L’Allegro ma non tanto réserve de jolies nuances piano ; il est dommage que certains tuttis paraissent parfois un peu lourds et statiques. Le Scherzo, avec ses jeux en imitation, est sans doute le mouvement de cette sonate qui se prête le mieux à cette transcription. Dans l’Adagio cantabile, c’est l’interprétation qui pose problème : il se traîne et se répand en un romantisme éploré. Heureusement, il débouche sur un Allegro vivace beaucoup plus convaincant, avec en particulier des violons d’une virtuosité qui laisse admiratif.

Le soliste de la Sonate pour violon et piano N° 9, Op. 47, dite Sonate à Kreutzer, est Miclen LaiPang. À vingt-quatre ans, il est (si l’on excepte Alexander Gilman, le directeur artistique des LGT Young Soloists, qui les entraîne depuis son violon) le plus âgé de tous les instrumentistes de cet enregistrement. Il possède sa propre sonorité, délicate et subtile. Ses intentions expressives sont parfois très légèrement en-deçà de celles de l’orchestre (ce que l’on ne ressent pas en concert), mais sa conception de cette œuvre si exigeante est déjà bien aboutie. 

L’introduction (Adagio sostenuto) nous promet une belle réussite. Le Presto (sans la reprise) qui suit entretien cet espoir, avec malgré tout quelques lourdeurs, peut-être dues à des différences de conception entre le soliste, qui va toujours de l’avant, et l’orchestre, qui parfois prend plus son temps. Dans l’Andante con variazioni, il y a de très jolies trouvailles d’orchestration, avec des dialogues entre le soliste et le premier violon de l’orchestre (Alexander Gilman) extrêmement plaisants ; il est dommage que quelques ralentis et lenteurs viennent légèrement affadir une réalisation très accomplie. Le Presto final (à nouveau sans la reprise), avec son écriture fuguée, se prête très bien à cet arrangement, et les musiciens, grâce à leur précision et la netteté de leur jeu, sont ici dans leur élément.

Dans tout cela, on ne s’ennuie pas une seconde.
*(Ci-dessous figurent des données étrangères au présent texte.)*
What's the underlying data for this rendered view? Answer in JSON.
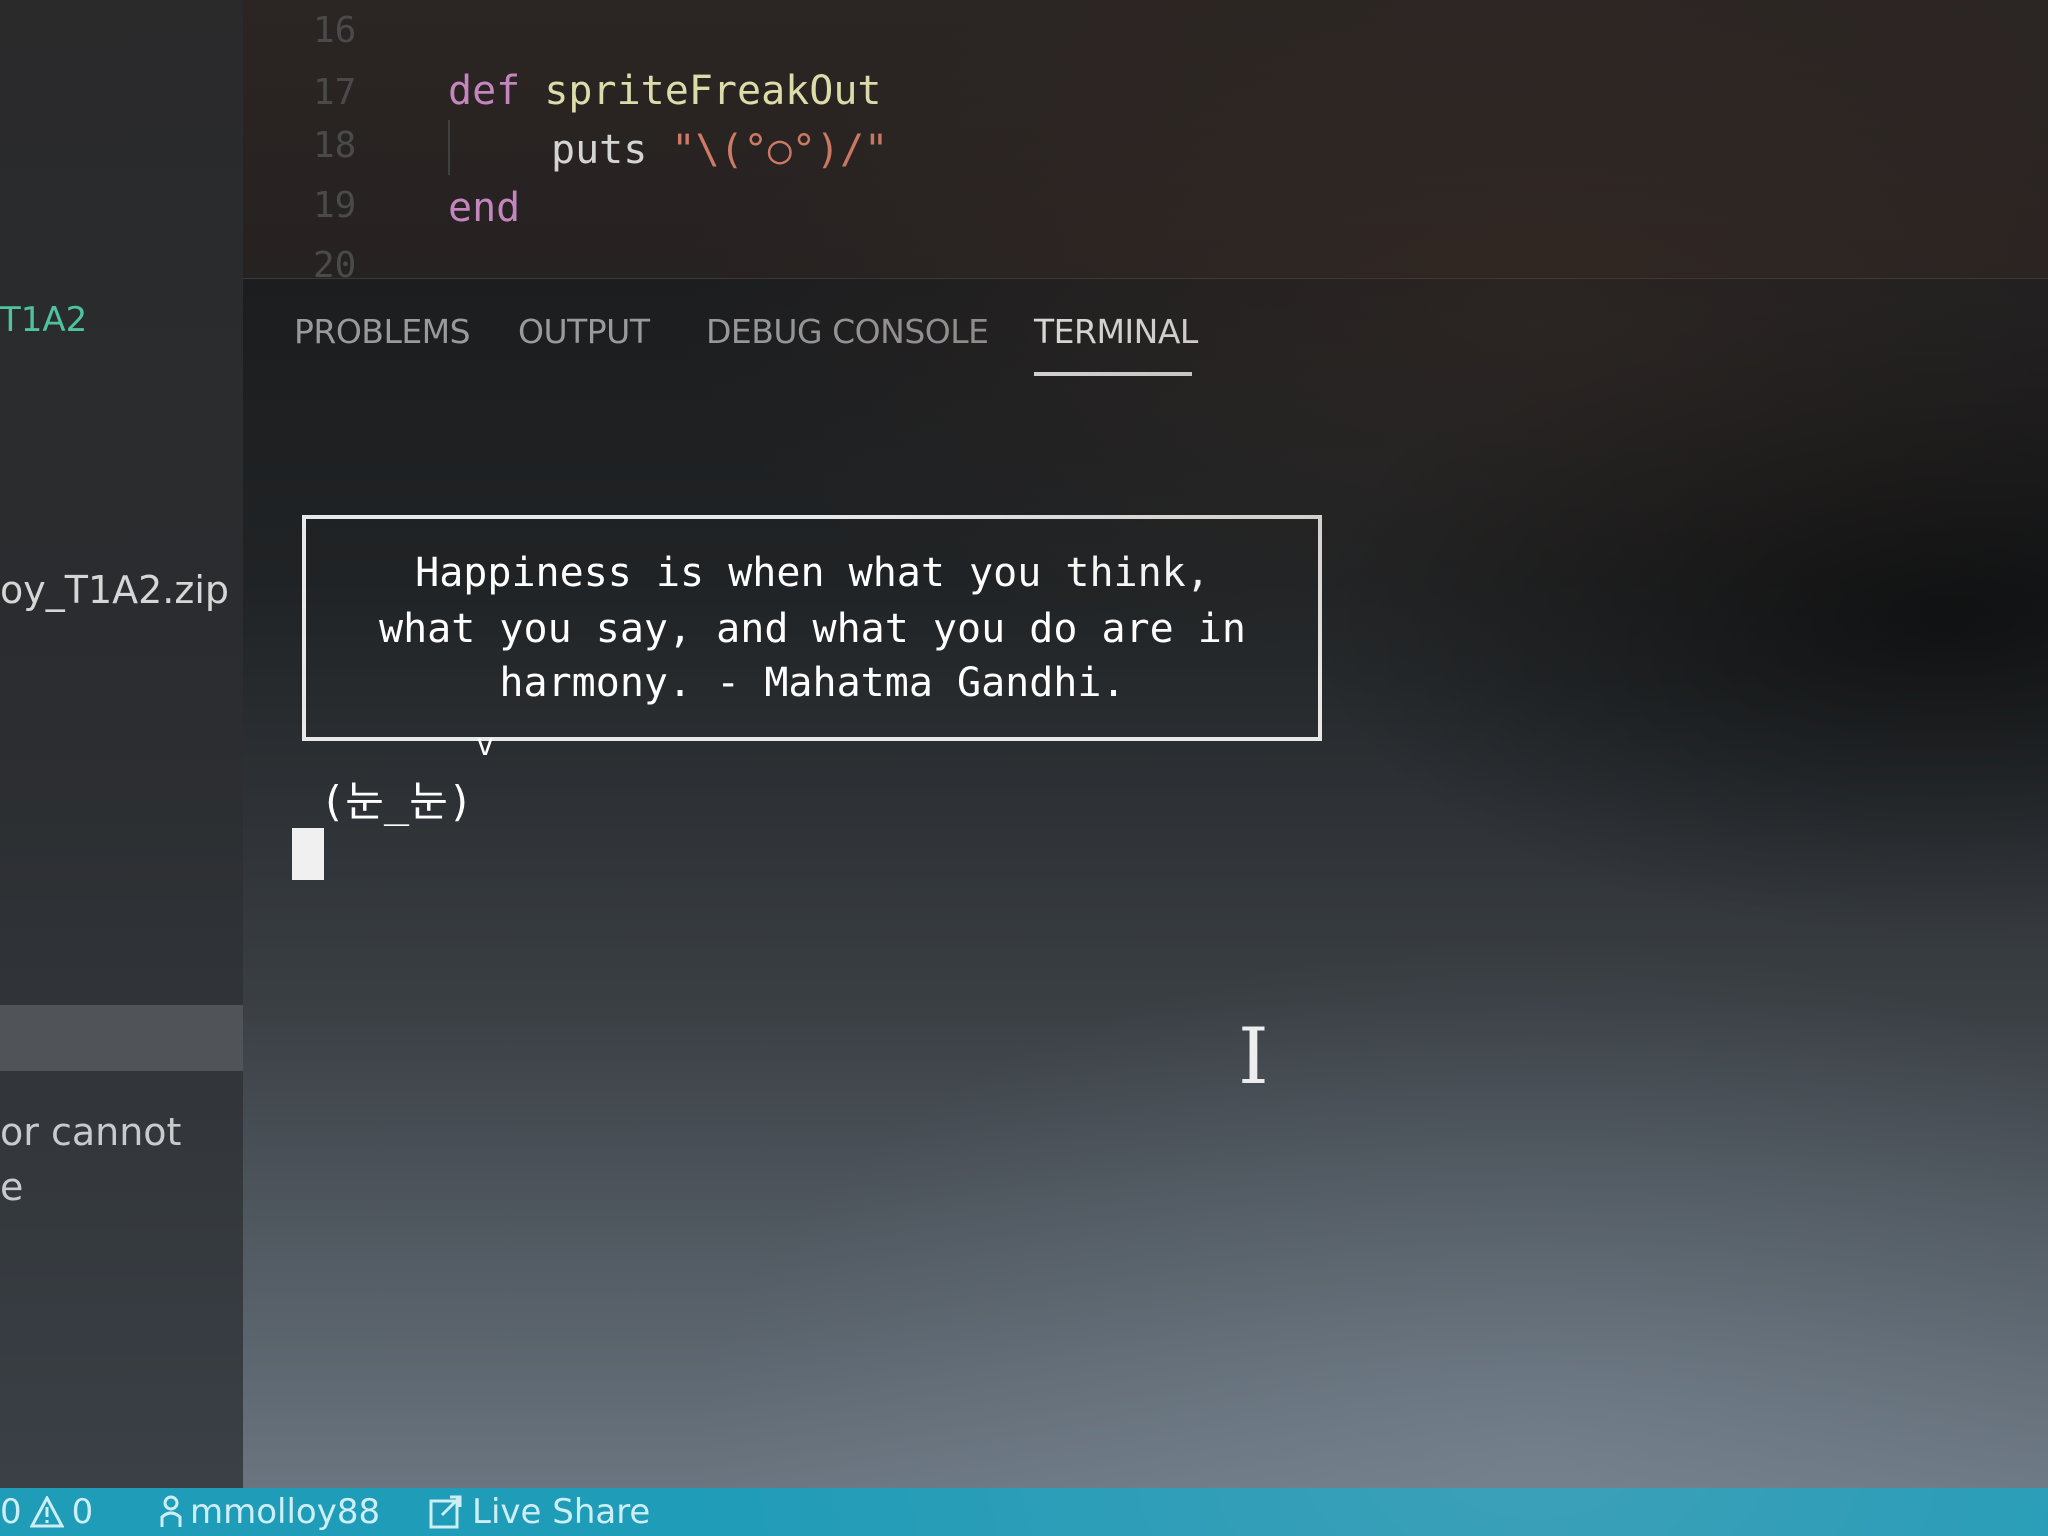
{
  "editor": {
    "lines": [
      {
        "number": "16"
      },
      {
        "number": "17",
        "keyword": "def",
        "function": "spriteFreakOut"
      },
      {
        "number": "18",
        "method": "puts",
        "string": "\"\\(°○°)/\""
      },
      {
        "number": "19",
        "keyword": "end"
      },
      {
        "number": "20"
      }
    ]
  },
  "sidebar": {
    "folder_label": "T1A2",
    "zip_file": "oy_T1A2.zip",
    "message_line1": "or cannot",
    "message_line2": "e"
  },
  "panel": {
    "tabs": [
      {
        "label": "PROBLEMS",
        "active": false
      },
      {
        "label": "OUTPUT",
        "active": false
      },
      {
        "label": "DEBUG CONSOLE",
        "active": false
      },
      {
        "label": "TERMINAL",
        "active": true
      }
    ]
  },
  "terminal": {
    "quote_lines": [
      "Happiness is when what you think,",
      "what you say, and what you do are in",
      "harmony. - Mahatma Gandhi."
    ],
    "bubble_tail": "v",
    "face": "(눈_눈)"
  },
  "statusbar": {
    "errors": "0",
    "warnings": "0",
    "user": "mmolloy88",
    "live_share": "Live Share",
    "color": "#1f9cb8"
  },
  "icons": [
    "warning-icon",
    "person-icon",
    "live-share-icon",
    "text-cursor-icon"
  ]
}
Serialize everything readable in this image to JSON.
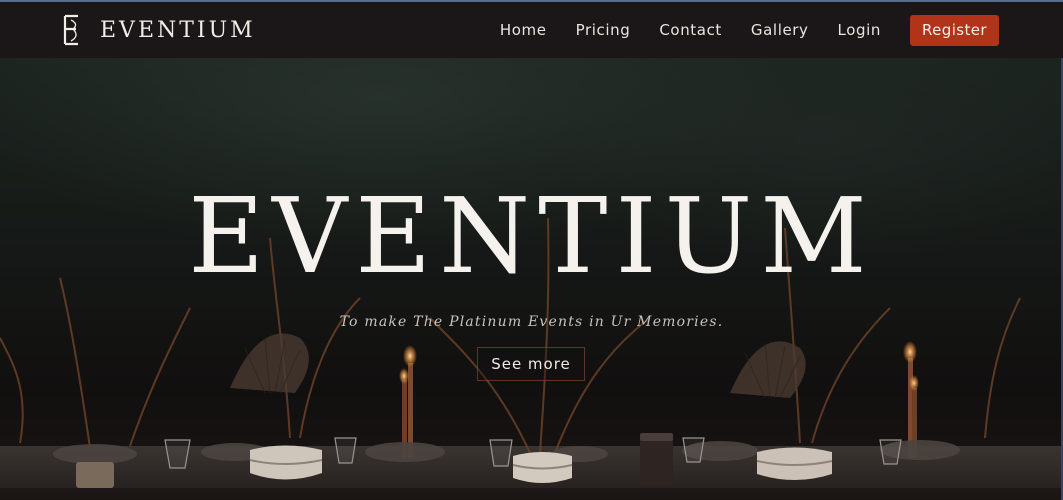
{
  "navbar": {
    "brand_name": "EVENTIUM",
    "links": [
      "Home",
      "Pricing",
      "Contact",
      "Gallery",
      "Login"
    ],
    "register_label": "Register"
  },
  "hero": {
    "title": "EVENTIUM",
    "tagline": "To make The Platinum Events in Ur Memories.",
    "cta_label": "See more"
  },
  "colors": {
    "navbar_bg": "#1b1617",
    "register_bg": "#b0331a",
    "text_light": "#f5f2ee"
  },
  "icons": [
    "eventium-logo-icon"
  ]
}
Il se passe toujours quelque chose, et si par moments on a tendance à se dire que c’est un peu « too much », on écoute avec un sourire bienveillant. Des attaques trop brutales sont en revanche assez regrettables, mais la faute en incombe très probablement à la prise de son, car rien dans le jeu de tous ces jeunes n’est dur, bien au contraire. 

On peut imaginer que ces très jeunes solistes, dont la plupart doivent être encore dans leurs études musicales, bénéficient des conseils avisés de leur fondateur, Alexander Gilman, excellent violoniste également réputé comme pédagogue, et lui-même enfant prodige. Leur plaisir de jouer s’entend... et se voit, sur les vidéos que l’on peut trouver sur Internet, où ils s’amusent parfois comme des fous. Certes, il y a dans tout cela un certain kitch, y compris dans certaines inflexions qui ne sont pas loin de devenir des effets faciles. Mais tout cela est diablement bien réalisé. Après quatre albums de « petites pièces », les LGT Young Soloists, avec ces deux grands chefs-d’œuvre de Beethoven, franchissent un cap. Nous ne pouvons qu’encourager avec enthousiasme ces jeunes musiciens aussi talentueux.